In many respects, the Goods and Services Tax (GST) is less a tax reform than a business reform. GST implementation has brought a host of new changes to the taxation regime, but it will also impact the way business is normally conducted. The way goods are returned to a seller will have tax implication.
With GST coming into effect, businesses must take stock of how returns could be impacted, especially during the transition phase. The following questions provide a useful framework for understanding the changes to come:
- What are the tax implications for goods sold prior to GST implementation date (let us call it ‘D-day’) but returned post D-day?
- What are the tax implications for goods returned from registered and unregistered dealers?
- What are the tax implications for returned goods that are exempt prior to D-day but taxable post D-day?
Under the current VAT and excise tax regime, a deduction from total sales is allowed for goods returned within a prescribed time limit, ranging from three to six months. However, the extent to which input credit will be able to be claimed on the return of goods under GST is less straightforward. It will be impacted by the following:
- If the goods are sold/removed within 6 months prior to D-day
- If the goods are returned within 6 months from D-day
- If the proper officer can satisfactorily identify the goods
Tax implications of different scenarios
Possible scenarios for goods that are taxable both before and after D-day:
Original buyer and original seller are both registered taxpayers:
- Goods returned by a registered taxpayer are treated as ‘Deemed Supply’ in the hands of the original buyer (now returning the goods).
- The original buyer levies GST on the Deemed Supply, and any tax previously borne by the buyer can be claimed as an input credit against the GST charged. The buyer is liable for the net amount, thus reducing losses.
- The original seller can now claim the GST as an input credit, thus eliminating losses.
Original buyer is an unregistered taxpayer; original seller is a registered taxpayer:
The original seller is eligible for a refund of taxes (if certain basic conditions are fulfilled) for duty paid on goods returned by an unregistered taxpayer.
Original buyer is a registered taxpayer; original seller is an unregistered taxpayer:
- Goods become Deemed Supply for the original buyer, who pays tax on the same.
- Original buyer can claim an input credit against any GST paid on the purchase of goods.
[ Read: Purchase from Unregistered Dealer under GST ]
Possible scenarios for goods which were exempt pre-D-day but are taxable post D-day:
Original buyer is a registered taxpayer:
Subject to fulfillment of conditions, no GST is levied on the return of goods.
Original buyer is an unregistered taxpayer:
No tax is payable on goods sold as exempt under the current tax regime and returned by an unregistered person in GST regime.

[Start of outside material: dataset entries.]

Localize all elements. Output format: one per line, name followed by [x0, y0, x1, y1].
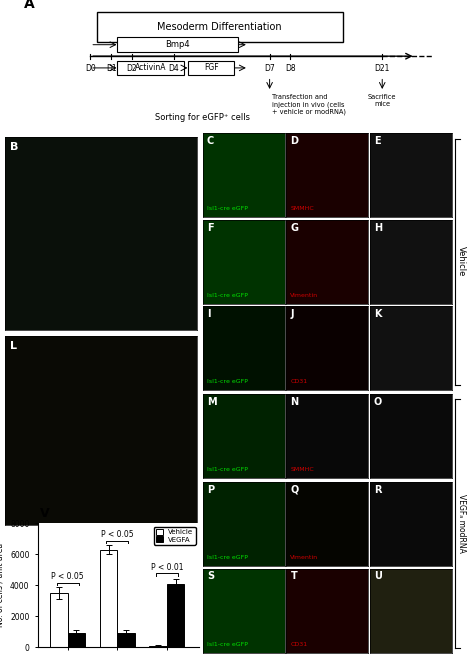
- Text: A: A: [24, 0, 34, 10]
- Legend: Vehicle, VEGFA: Vehicle, VEGFA: [154, 526, 196, 545]
- Bar: [100, 549, 117, 647]
- Text: Mesoderm Differentiation: Mesoderm Differentiation: [157, 22, 282, 32]
- Text: G: G: [291, 223, 299, 233]
- Text: V: V: [40, 507, 50, 520]
- Text: D8: D8: [285, 64, 296, 73]
- Text: C: C: [207, 136, 214, 146]
- Text: U: U: [374, 572, 382, 581]
- Bar: [68, 634, 85, 647]
- Bar: [117, 632, 135, 647]
- Text: Transfection and
injection in vivo (cells
+ vehicle or modRNA): Transfection and injection in vivo (cell…: [272, 94, 346, 116]
- FancyBboxPatch shape: [188, 61, 234, 75]
- Text: T: T: [291, 572, 297, 581]
- Text: I: I: [207, 309, 210, 318]
- Text: FGF: FGF: [204, 63, 219, 73]
- Text: Vimentin: Vimentin: [291, 293, 319, 298]
- Bar: [50, 593, 68, 647]
- Text: Isl1-cre eGFP: Isl1-cre eGFP: [207, 293, 248, 298]
- Text: CD31: CD31: [291, 642, 308, 647]
- Text: D: D: [291, 136, 299, 146]
- Text: Bmp4: Bmp4: [165, 40, 190, 49]
- Text: Sorting for eGFP⁺ cells: Sorting for eGFP⁺ cells: [155, 113, 250, 122]
- Text: R: R: [374, 485, 381, 494]
- Text: D0: D0: [85, 64, 96, 73]
- FancyBboxPatch shape: [118, 37, 238, 52]
- Text: CD31: CD31: [291, 379, 308, 384]
- Bar: [149, 646, 167, 647]
- Text: Isl1-cre eGFP: Isl1-cre eGFP: [207, 642, 248, 647]
- Text: Vehicle: Vehicle: [457, 247, 466, 277]
- Y-axis label: No. of cells / unit area: No. of cells / unit area: [0, 543, 5, 627]
- Text: M: M: [207, 397, 217, 407]
- Text: P < 0.05: P < 0.05: [101, 530, 134, 540]
- Text: D4: D4: [168, 64, 179, 73]
- Text: J: J: [291, 309, 294, 318]
- Text: Vimentin: Vimentin: [291, 555, 319, 560]
- Text: K: K: [374, 309, 381, 318]
- Text: Isl1-cre eGFP: Isl1-cre eGFP: [207, 379, 248, 384]
- Text: D1: D1: [106, 64, 117, 73]
- Text: D21: D21: [374, 64, 390, 73]
- Text: Q: Q: [291, 485, 299, 494]
- Text: Isl1-cre eGFP: Isl1-cre eGFP: [207, 467, 248, 472]
- Text: P < 0.01: P < 0.01: [151, 563, 183, 572]
- Text: H: H: [374, 223, 382, 233]
- Text: E: E: [374, 136, 381, 146]
- FancyBboxPatch shape: [97, 12, 343, 42]
- Text: ActivinA: ActivinA: [135, 63, 166, 73]
- Text: L: L: [10, 341, 18, 351]
- Text: S: S: [207, 572, 214, 581]
- Text: Sacrifice
mice: Sacrifice mice: [368, 94, 396, 107]
- Text: D7: D7: [264, 64, 275, 73]
- Text: SMMHC: SMMHC: [291, 467, 314, 472]
- Text: VEGFₐ modRNA: VEGFₐ modRNA: [457, 494, 466, 553]
- Text: O: O: [374, 397, 382, 407]
- Text: P: P: [207, 485, 214, 494]
- Text: SMMHC: SMMHC: [291, 206, 314, 211]
- Bar: [167, 584, 184, 647]
- Text: N: N: [291, 397, 299, 407]
- Text: P < 0.05: P < 0.05: [51, 572, 84, 581]
- Text: D2: D2: [127, 64, 137, 73]
- Text: Isl1-cre eGFP: Isl1-cre eGFP: [207, 206, 248, 211]
- Text: F: F: [207, 223, 214, 233]
- FancyBboxPatch shape: [118, 61, 184, 75]
- Text: Isl1-cre eGFP: Isl1-cre eGFP: [207, 555, 248, 560]
- Text: B: B: [10, 143, 19, 152]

Examples for above scenarios
The examples below should help clarify the above scenarios, assuming the following facts:
Original Seller: Mr. Atmaram
Original Buyer: Mr. Chandaram
Goods sold on 20/03/2017
Net amount: Rs.1,00,000/-
Current VAT rate 12.5%
GST Rate: 18%,
Goods returned on: 31/07/2018
Condition 1: Sold within 6 months prior to D-day
Condition 2: Goods Return within 6 months of D-day
- Example 1: Atmaram and Mr. Chandaram both are registered taxpayers. Mr. Chandram levies GST at a rate of 18% on the goods returned and claims 12.5% tax paid earlier against it. Mr. Atmaram claims the GST has borne by him as an input credit.
- Example 2: Chandaram is an unregistered taxpayer. Mr. Atmaram is eligible for a refund of VAT paid at 12.5%.
- Example 3: Atmaram and Mr. Chandaram are both registered taxpayers, goods are exempt in the present regime. No tax is levied on goods returned.
- Example 4: Atmaram and Mr. Chandaram are both registered taxpayers; goods are exempt in current regime; goods are returned by Mr.Chandaram on 31/01/2018. As Condition 2 is not satisfied, Mr. Chandaram must levy GST at a rate of 18%.
- Example 5: Chandaram is an unregistered taxpayer; goods returned are exempt in the current regime. There is no tax implication.
Businesses should be careful and take precautions when accepting or making a return of goods and negotiating the same with vendors. Otherwise, a simple return transaction may result in a tax loss and also penalties. Both can be easily avoided by exercising proper planning and diligence.